Conceptualize Imagine bringing the separate protons and neutrons together to form a {}^{64}Zn nucleus. The rest energy of the nucleus is smaller than the rest energy of the individual particles. The difference in rest energy is the binding energy.
Categorize From the text of the problem, we know to apply the liquid-drop model. This example is a substitution problem.
For the {}^{64}Zn nucleus, Z = 30, N = 34, and A = 64. Evaluate the four terms of the semiempirical binding-energy formula:
\begin{aligned}& C_1 A=(15.7 MeV)(64)=1 005 MeV \\& C_2 A^{2 / 3}=(17.8 MeV)(64)^{2 / 3}=285 MeV \\& C_3 \frac{Z(Z-1)}{A^{1 / 3}}=(0.71 MeV) \frac{(30)(29)}{(64)^{1 / 3}}=154 MeV \\& C_4 \frac{(N-Z)^2}{A}=(23.6 MeV) \frac{(34-30)^2}{64}=5.90 MeV\end{aligned}Substitute these values into Equation 43.3:
E_b=C_1 A-C_2 A^{2 / 3}-C_3 \frac{Z(Z-1)}{A^{1 / 3}}-C_4 \frac{(N-Z)^2}{A} (43.3)

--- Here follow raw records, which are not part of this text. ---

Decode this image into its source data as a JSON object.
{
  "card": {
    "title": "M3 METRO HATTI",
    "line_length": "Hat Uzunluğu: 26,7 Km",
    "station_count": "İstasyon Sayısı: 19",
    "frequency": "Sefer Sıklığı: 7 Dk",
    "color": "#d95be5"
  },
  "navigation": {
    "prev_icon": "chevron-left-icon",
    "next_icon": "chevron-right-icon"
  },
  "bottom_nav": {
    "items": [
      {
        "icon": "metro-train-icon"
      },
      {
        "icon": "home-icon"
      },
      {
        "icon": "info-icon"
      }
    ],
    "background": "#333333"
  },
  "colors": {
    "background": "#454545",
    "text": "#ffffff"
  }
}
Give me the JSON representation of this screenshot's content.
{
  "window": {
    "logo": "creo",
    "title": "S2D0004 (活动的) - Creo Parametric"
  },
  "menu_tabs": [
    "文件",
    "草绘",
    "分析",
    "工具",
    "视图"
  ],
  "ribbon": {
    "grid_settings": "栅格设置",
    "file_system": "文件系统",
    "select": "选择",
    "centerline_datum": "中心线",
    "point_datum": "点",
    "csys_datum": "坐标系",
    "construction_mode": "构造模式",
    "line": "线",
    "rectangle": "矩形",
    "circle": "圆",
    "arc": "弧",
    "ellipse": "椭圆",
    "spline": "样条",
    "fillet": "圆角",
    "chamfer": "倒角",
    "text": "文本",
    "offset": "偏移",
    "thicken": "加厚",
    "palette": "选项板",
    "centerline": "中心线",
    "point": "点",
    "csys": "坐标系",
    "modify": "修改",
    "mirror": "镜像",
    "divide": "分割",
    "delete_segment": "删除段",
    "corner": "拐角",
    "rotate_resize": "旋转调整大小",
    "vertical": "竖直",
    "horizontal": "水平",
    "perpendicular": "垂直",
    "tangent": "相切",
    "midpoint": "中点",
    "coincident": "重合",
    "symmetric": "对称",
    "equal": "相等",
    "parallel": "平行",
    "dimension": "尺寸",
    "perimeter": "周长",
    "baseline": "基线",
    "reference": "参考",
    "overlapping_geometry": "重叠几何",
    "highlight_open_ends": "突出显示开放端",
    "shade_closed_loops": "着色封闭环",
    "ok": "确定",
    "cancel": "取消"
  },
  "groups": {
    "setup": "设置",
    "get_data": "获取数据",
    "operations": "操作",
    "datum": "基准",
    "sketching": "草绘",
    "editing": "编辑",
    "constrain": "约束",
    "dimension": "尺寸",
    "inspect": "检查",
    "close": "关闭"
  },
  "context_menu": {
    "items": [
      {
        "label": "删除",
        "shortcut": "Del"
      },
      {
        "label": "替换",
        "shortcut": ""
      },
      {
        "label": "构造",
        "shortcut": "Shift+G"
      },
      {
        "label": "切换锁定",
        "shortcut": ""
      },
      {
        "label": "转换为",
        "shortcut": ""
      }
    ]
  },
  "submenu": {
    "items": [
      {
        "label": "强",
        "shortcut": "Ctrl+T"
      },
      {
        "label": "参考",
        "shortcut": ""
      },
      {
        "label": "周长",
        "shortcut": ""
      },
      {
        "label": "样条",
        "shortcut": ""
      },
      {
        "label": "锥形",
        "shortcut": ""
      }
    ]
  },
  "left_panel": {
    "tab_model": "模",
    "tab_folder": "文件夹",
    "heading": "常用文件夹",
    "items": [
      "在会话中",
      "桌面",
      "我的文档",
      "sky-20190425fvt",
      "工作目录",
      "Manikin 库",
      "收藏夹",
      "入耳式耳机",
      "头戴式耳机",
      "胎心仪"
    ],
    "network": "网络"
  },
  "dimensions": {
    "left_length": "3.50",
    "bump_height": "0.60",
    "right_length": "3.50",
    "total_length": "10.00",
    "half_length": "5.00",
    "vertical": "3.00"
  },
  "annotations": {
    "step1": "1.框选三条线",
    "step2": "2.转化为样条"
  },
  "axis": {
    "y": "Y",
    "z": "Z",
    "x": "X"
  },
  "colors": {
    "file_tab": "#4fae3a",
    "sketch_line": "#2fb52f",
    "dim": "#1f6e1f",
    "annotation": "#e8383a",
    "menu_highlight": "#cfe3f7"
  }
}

E_b=1 005 MeV-285 MeV-154 MeV-5.90 MeV=560 MeVThis value differs from the tabulated value by less than 0.2%. Notice how the sizes of the terms decrease from the first to the fourth term. The fourth term is particularly small for this nucleus, which does not have an excessive number of neutrons.